Common policy-side procedural issues
A few patterns regularly surface in cases that have a viable bad-faith theory but get derailed by procedure:
- Cooperation clause violations — the policy requires you to cooperate with the investigation. Refusing examinations under oath, ignoring document requests, or stonewalling the adjuster gives the insurer a defense.
- Failure to mitigate — if you let the damage worsen instead of taking reasonable steps to prevent further loss (tarping a damaged roof, drying out a flooded floor), the insurer can argue you contributed to the loss.
- Late notice — most policies require prompt notice of a covered loss. Reporting a hurricane claim six months after the storm invites a denial.
- Pre-suit appraisal — some property policies require an appraisal process before suit can be filed. Skipping appraisal can result in dismissal.
Why most bad-faith claims never get filed
In practice, most policyholders accept whatever the insurer initially offers. Of those who push back, most settle for an improved offer without invoking § 33-4-6. Of those who invoke the statute, most settle after the 60-day demand without litigation. Only a small fraction of disputed property claims actually become bad-faith lawsuits.
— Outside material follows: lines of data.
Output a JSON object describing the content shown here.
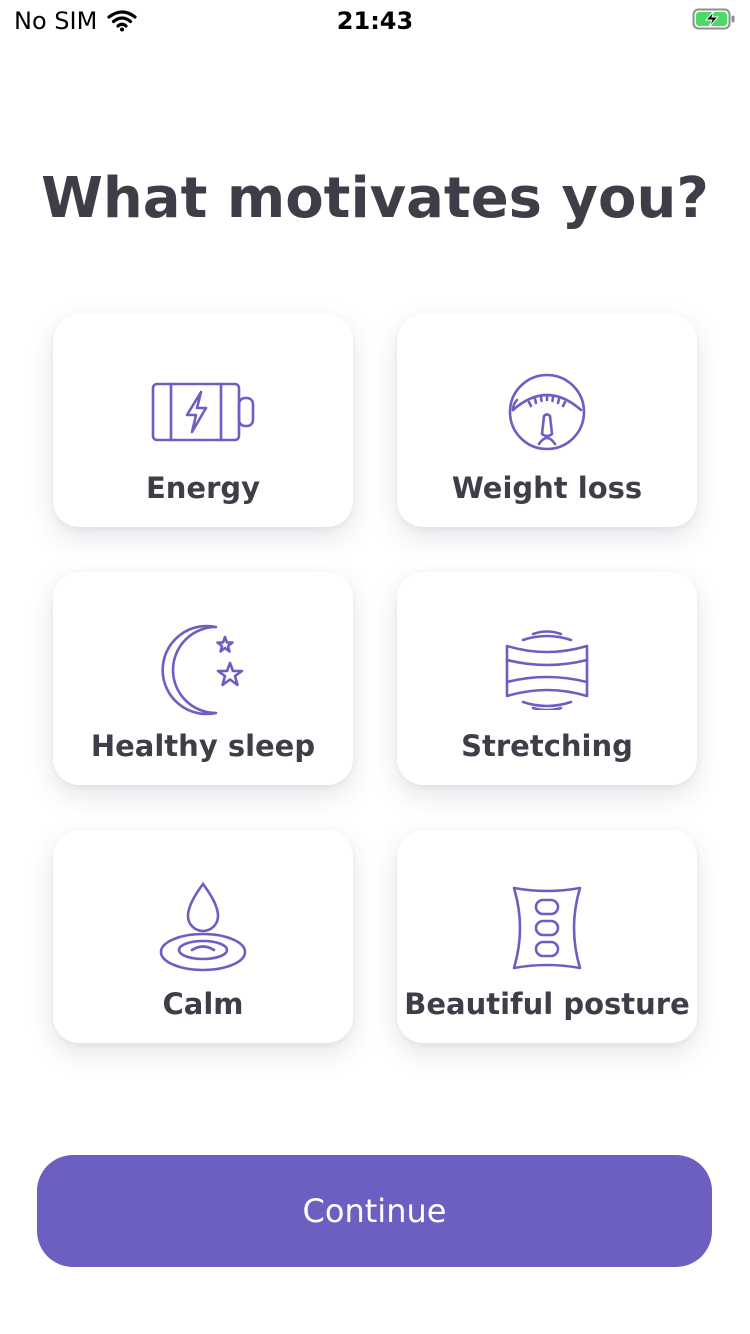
{
  "status_bar": {
    "carrier": "No SIM",
    "time": "21:43",
    "wifi_icon": "wifi-icon",
    "battery_icon": "battery-charging-icon"
  },
  "title": "What motivates you?",
  "options": [
    {
      "label": "Energy",
      "icon": "battery-bolt-icon"
    },
    {
      "label": "Weight loss",
      "icon": "scale-icon"
    },
    {
      "label": "Healthy sleep",
      "icon": "moon-stars-icon"
    },
    {
      "label": "Stretching",
      "icon": "stretch-icon"
    },
    {
      "label": "Calm",
      "icon": "water-drop-icon"
    },
    {
      "label": "Beautiful posture",
      "icon": "spine-icon"
    }
  ],
  "continue_label": "Continue",
  "colors": {
    "accent": "#6b5fc2",
    "icon_stroke": "#6b5fc2",
    "text": "#3f3e48"
  }
}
That funnel exists for several reasons. The 60-day demand requires evidence and discipline that most claimants do not have without counsel. The statutory standard for bad faith is high — frivolous and unfounded. And insurers know that a well-drafted demand often signals that further denial will be expensive, so they recalculate the settlement value upward.
The insurer's calculus shifts the moment a demand letter that meets the statutory requirements arrives. The pre-demand posture (delay, offer low, see if the claimant accepts) becomes risky when the alternative is paying full value plus a 50% penalty plus attorney fees in court.
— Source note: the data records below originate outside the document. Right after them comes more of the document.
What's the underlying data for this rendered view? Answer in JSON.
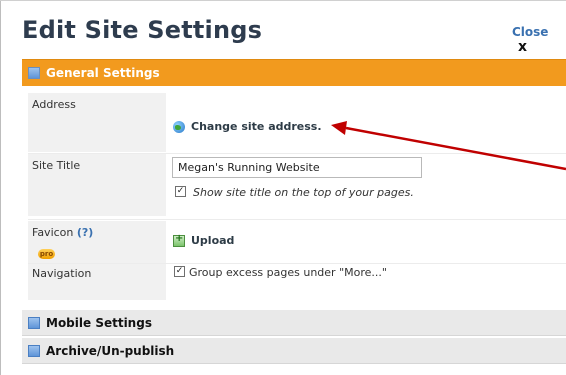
{
  "dialog": {
    "title": "Edit Site Settings",
    "close_label": "Close",
    "close_x": "x"
  },
  "sections": {
    "general": "General Settings",
    "mobile": "Mobile Settings",
    "archive": "Archive/Un-publish"
  },
  "rows": {
    "address": {
      "label": "Address",
      "action": "Change site address."
    },
    "site_title": {
      "label": "Site Title",
      "value": "Megan's Running Website",
      "checkbox_label": "Show site title on the top of your pages."
    },
    "favicon": {
      "label": "Favicon",
      "help": "(?)",
      "badge": "pro",
      "action": "Upload"
    },
    "navigation": {
      "label": "Navigation",
      "checkbox_label": "Group excess pages under \"More...\""
    }
  },
  "checkbox_checked_glyph": "✓",
  "colors": {
    "general_header": "#f29a1e",
    "section_header": "#e9e9e9",
    "annotation_arrow": "#c00000",
    "link": "#3a71b0",
    "title": "#2e3c4e"
  }
}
Time and the statute of limitations
A contract claim against an insurer for a covered loss in Georgia generally carries a six-year statute of limitations (O.C.G.A. § 9-3-24) — much longer than personal injury's two-year window. The bad-faith claim under § 33-4-6 is derivative of the underlying contract claim; it can only be pursued if the contract claim is timely. Long delay can hurt the bad-faith narrative even when the contract claim is still alive.
When to involve an attorney
The decision points where representation typically changes outcomes:
- The insurer has denied coverage or paid a fraction of the claim and the dispute is more than a few thousand dollars.
- The insurer is asking for an examination under oath or extensive document production beyond the routine claim process.
- The loss involves more than one policy or more than one insurer (e.g., a fire claim where homeowners and an umbrella policy both potentially apply).
- The damage is ongoing and the insurer's delay is compounding the loss.
- The insurer has cited a specific policy exclusion you do not understand or believe does not apply.